In many Norse, Greek, and Lithuanian mythologies, amber was associated with the sun, and its droplet shape produced a natural relationship to tears. Because it fully preserved life, it was used to honor the dead in funeral rites and was placed in burial tombs to guard the soul in the afterlife. Amber was originally known as a protection stone for children and was strung as beads and worn around their necks throughout history to protect them from danger and to alleviate teething pain. It was broken into powder and mixed with water, oil, or honey to make an elixir or an ointment to treat deafness and impaired eyesight, fever and stomach trouble, asthma, gout, rheumatism, wounds and infections, epilepsy, and plaque. Amber’s smoke, when lit, was supposed to ward off bad spirits and enchantments, and sailors burned it on ships to ward off sea serpents and perils of the deep. As incense, it relieved stress and was thought to filter germs and clean space, making it popular during birth.

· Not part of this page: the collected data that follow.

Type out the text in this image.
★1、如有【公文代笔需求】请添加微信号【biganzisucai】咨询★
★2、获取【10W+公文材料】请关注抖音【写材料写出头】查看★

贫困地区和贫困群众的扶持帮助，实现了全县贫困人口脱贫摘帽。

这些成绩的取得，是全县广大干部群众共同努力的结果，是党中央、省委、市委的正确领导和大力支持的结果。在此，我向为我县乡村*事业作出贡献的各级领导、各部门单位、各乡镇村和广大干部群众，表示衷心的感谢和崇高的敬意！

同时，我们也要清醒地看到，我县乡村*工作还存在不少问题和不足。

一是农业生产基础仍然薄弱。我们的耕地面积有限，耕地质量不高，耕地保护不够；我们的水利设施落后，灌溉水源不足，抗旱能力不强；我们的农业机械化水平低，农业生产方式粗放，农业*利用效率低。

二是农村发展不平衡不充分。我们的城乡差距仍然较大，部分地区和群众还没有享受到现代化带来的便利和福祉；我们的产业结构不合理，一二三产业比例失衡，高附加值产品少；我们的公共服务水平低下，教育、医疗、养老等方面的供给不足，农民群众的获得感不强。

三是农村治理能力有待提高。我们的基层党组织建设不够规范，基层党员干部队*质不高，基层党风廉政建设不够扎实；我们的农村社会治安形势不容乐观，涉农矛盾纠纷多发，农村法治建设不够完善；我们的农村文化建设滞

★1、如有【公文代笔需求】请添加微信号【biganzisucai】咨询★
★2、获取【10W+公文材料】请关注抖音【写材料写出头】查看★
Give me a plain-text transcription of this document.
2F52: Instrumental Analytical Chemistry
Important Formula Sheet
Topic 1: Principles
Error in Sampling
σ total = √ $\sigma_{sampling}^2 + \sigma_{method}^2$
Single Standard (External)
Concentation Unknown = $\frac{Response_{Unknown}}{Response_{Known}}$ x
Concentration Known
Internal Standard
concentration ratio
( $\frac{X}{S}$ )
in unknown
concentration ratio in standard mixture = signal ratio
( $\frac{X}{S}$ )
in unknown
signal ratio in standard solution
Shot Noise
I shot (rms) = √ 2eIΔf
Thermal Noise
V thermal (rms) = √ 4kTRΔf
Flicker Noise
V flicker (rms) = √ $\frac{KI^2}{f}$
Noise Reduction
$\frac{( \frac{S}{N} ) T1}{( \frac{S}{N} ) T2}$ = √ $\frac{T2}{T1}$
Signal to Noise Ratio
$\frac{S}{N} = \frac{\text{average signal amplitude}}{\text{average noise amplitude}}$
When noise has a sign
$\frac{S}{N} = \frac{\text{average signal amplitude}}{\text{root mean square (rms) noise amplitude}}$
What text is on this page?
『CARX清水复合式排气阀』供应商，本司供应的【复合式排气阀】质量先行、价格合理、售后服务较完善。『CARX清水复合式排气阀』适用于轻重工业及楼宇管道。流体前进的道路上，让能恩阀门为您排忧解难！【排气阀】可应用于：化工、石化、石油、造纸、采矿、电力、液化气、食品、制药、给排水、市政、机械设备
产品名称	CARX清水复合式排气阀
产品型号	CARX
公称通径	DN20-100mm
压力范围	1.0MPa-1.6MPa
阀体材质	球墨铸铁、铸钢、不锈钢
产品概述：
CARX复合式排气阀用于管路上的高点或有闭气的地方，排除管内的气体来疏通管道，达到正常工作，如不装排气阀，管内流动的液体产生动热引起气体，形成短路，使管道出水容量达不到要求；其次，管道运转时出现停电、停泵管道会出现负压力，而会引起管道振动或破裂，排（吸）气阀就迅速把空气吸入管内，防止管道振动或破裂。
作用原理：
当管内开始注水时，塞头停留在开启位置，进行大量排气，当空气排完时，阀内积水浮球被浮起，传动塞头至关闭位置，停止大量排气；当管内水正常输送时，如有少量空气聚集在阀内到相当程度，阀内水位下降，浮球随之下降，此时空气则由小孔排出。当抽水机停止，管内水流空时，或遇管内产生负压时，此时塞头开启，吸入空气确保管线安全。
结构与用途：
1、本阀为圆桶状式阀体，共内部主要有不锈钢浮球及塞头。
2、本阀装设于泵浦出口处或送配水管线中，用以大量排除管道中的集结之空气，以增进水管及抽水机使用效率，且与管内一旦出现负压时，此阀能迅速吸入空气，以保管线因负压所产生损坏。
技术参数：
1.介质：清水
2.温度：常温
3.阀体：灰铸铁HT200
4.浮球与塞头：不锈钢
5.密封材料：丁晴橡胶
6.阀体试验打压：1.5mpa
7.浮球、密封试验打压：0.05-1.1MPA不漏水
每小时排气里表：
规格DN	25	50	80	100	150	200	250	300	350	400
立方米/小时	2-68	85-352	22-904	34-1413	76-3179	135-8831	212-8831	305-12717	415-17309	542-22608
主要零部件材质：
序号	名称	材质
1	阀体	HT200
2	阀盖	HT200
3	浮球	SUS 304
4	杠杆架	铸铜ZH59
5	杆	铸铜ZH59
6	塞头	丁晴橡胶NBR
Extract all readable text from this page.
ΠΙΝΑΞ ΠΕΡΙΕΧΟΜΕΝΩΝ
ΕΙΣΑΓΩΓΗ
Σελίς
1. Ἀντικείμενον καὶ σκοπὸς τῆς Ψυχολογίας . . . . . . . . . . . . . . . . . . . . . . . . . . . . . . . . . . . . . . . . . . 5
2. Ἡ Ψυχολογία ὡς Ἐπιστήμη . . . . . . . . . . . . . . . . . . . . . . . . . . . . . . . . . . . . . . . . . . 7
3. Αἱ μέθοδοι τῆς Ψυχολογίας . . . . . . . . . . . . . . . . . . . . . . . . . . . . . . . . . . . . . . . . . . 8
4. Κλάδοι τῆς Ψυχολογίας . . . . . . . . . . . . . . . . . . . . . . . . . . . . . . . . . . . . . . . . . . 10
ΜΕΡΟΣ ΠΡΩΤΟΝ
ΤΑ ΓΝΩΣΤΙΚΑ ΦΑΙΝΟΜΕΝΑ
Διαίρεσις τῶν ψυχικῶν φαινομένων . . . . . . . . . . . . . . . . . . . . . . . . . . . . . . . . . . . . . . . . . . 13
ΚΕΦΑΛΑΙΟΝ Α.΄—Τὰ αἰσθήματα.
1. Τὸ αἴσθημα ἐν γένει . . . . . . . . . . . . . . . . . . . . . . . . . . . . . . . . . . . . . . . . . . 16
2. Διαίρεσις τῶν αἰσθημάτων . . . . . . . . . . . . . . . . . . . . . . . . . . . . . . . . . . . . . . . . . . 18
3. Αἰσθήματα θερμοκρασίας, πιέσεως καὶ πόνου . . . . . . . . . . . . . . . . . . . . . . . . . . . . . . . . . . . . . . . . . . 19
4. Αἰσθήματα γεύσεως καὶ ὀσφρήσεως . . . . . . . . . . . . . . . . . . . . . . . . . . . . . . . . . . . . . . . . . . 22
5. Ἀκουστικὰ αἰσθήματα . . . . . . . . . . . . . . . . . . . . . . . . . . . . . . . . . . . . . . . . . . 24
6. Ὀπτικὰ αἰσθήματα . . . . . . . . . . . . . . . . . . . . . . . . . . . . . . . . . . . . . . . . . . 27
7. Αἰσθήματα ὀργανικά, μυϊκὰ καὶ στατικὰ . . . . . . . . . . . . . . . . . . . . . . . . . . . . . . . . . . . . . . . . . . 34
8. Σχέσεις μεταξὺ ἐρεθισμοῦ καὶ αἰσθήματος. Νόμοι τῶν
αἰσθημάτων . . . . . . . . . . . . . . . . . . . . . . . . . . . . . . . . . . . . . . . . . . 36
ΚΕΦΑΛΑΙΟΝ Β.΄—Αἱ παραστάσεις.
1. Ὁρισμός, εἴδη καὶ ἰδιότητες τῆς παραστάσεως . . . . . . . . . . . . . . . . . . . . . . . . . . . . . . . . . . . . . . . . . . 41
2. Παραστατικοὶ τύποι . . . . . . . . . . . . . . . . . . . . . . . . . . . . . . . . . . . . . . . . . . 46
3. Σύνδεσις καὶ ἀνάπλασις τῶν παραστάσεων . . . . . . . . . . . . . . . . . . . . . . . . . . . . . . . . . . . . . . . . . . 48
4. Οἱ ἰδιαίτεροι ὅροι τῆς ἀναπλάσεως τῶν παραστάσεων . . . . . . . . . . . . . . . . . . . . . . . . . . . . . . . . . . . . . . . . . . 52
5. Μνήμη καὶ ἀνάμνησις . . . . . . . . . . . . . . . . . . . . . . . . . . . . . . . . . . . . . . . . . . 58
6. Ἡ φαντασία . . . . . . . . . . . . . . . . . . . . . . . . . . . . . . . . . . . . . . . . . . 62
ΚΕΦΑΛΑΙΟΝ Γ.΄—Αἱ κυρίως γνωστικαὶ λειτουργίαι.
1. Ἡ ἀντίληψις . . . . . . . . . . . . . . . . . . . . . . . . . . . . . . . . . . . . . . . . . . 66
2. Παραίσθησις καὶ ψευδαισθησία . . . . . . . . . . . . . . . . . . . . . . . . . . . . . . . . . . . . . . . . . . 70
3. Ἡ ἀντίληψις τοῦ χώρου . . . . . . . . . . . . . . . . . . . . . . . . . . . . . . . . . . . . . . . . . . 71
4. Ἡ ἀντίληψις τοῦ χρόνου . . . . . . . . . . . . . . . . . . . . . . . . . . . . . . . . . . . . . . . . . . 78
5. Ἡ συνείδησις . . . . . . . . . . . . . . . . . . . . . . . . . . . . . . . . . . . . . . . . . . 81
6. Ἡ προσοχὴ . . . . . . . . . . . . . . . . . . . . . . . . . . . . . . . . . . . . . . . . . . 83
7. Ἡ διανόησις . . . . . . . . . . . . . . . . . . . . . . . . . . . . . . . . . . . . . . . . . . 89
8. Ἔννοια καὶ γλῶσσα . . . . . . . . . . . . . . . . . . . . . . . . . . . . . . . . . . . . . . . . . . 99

To become amber, the fossil resins had to go through a second hardening period of polymerization in which the molecules joined with each other to form larger molecules, a process that took tens of thousands to millions of years before becoming intractable. The majority of Amber is 30 to 90 million years old, while some are less than a million years old, and the oldest Amber discovered yet is 320 million years old. Copal is a name given to tree resin from the Protium copal tree, which is common in the Mesoamerican region, as well as to young tree resins that are several hundred to several thousand years old and are in an intermediate stage of polymerization and hardening. It has been used for ages in incense, fine varnishes, and ceremonial uses; however, it is sometimes mislabeled as “amber” or “young amber.” Amber resins from Columbia and Madagascar are too young to be regarded as genuine. Copal is easily identified if it becomes sticky when a drop of organic solvents, such as alcohol or acetone, is added to it or if it changes color very little when exposed to a short-wave UV light. Buyers should be wary of imitation Amber housed in well-preserved modern insects. Over 1000 extinct animal species and plant materials have been recognized in Amber, although full specimens are extremely rare, generally found in museums, and are rather expensive.